I will be using galvanic skin response as part of my data collection for my research and found one article particularly helpful. It detailed both methods and materials. They were simply interested in testing whether they could detect stress through GSR but that is all I really need for my purposes as well so it was useful to me. I would recommend this for someone interested in using GSR.
Villarejo, M. V., Zapirain, B. G., & Zorrilla, A. M. (2012). A stress sensor based on Galvanic Skin Response (GSR) controlled by ZigBee. Sensors, 12(5), 6075-6101.
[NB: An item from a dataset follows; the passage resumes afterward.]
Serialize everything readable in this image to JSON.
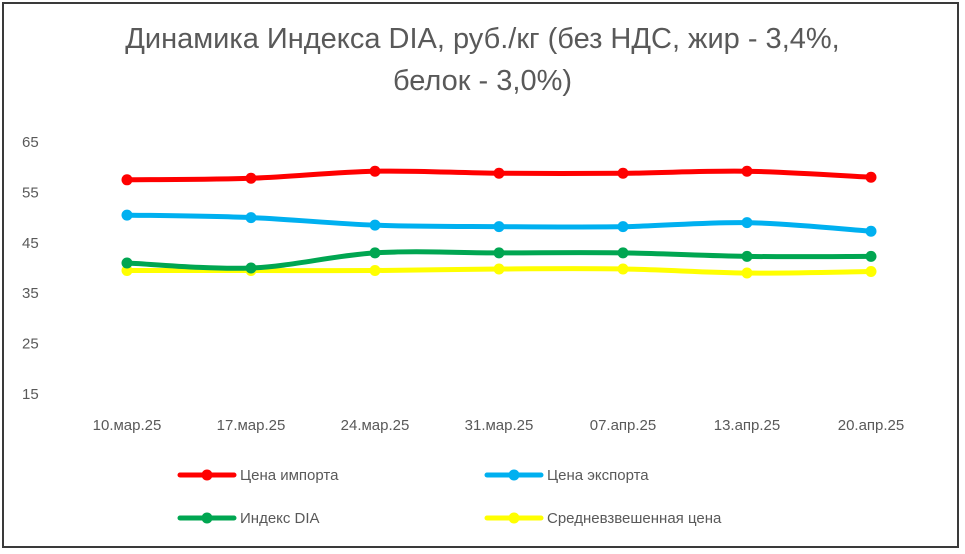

I found the article by Doran and Downing Hansen (2006) “Constructions of Mexican American Family Grief After the Death of a Child: An Exploratory Study” to be very interesting as it a more relevant ethnographic overview of grieving practices than I had read anywhere else. Although the people in the study were Mexican-American and not the population I intend to study they do belong to the same religious group and therefore follow some of the same or similar religious customs when it comes to grieving. The article mostly covered how the families dealt with their grief including incorporating their faith, Catholicism, into the process. For many Mexican Americans this includes the novenario, a nine day period of mourning and prayer, similar to what I would like to study with the rosary service but not the same. The entire article reminded me the grieving process differs depending on religious and cultural context. The individual’s grieving experience may differ depending on how important they believe those things are in the grieving process.
The Impact of Event Scale-Revised (IES-R) will be utilized because the population sample will most likely be older adults, the format is simple, the scoring is in sub-sections and overall, and it suits the research topic and sample well. In their article “Impact of Event Scale-Revised” Christianson and Marren explain why the IES-R is better suited for an older population than the IES although the Impact of Event Scale is also a good test. Their article also gives an example format of the test and how to score it which is helpful.
For my research proposal I will be using the Impact of Event Scale-Revised as one of my measures to understand psychological stress in the bereaved. In the research paper by Pennebaker, Mayne, and Francis (1997) “Linguistic Predictors of Adaptive Bereavement” the Impact of Event Scale is just one of the measurements used to understand grief in people who have lost their partners to HIV/AIDS. The scale helps to understand how a recent relatively traumatic event is affecting an individual’s day to day functioning in their everyday life, emotions, and thoughts.
Note to self: there are some confounding variables out there that might activate HPAA. Still, Hellhammer et al. (2008) stands behind the usefulness of salivary cortisol as a biomarker for stress. The picture is just a bit more complex than we previously thought. Hm. That never happens.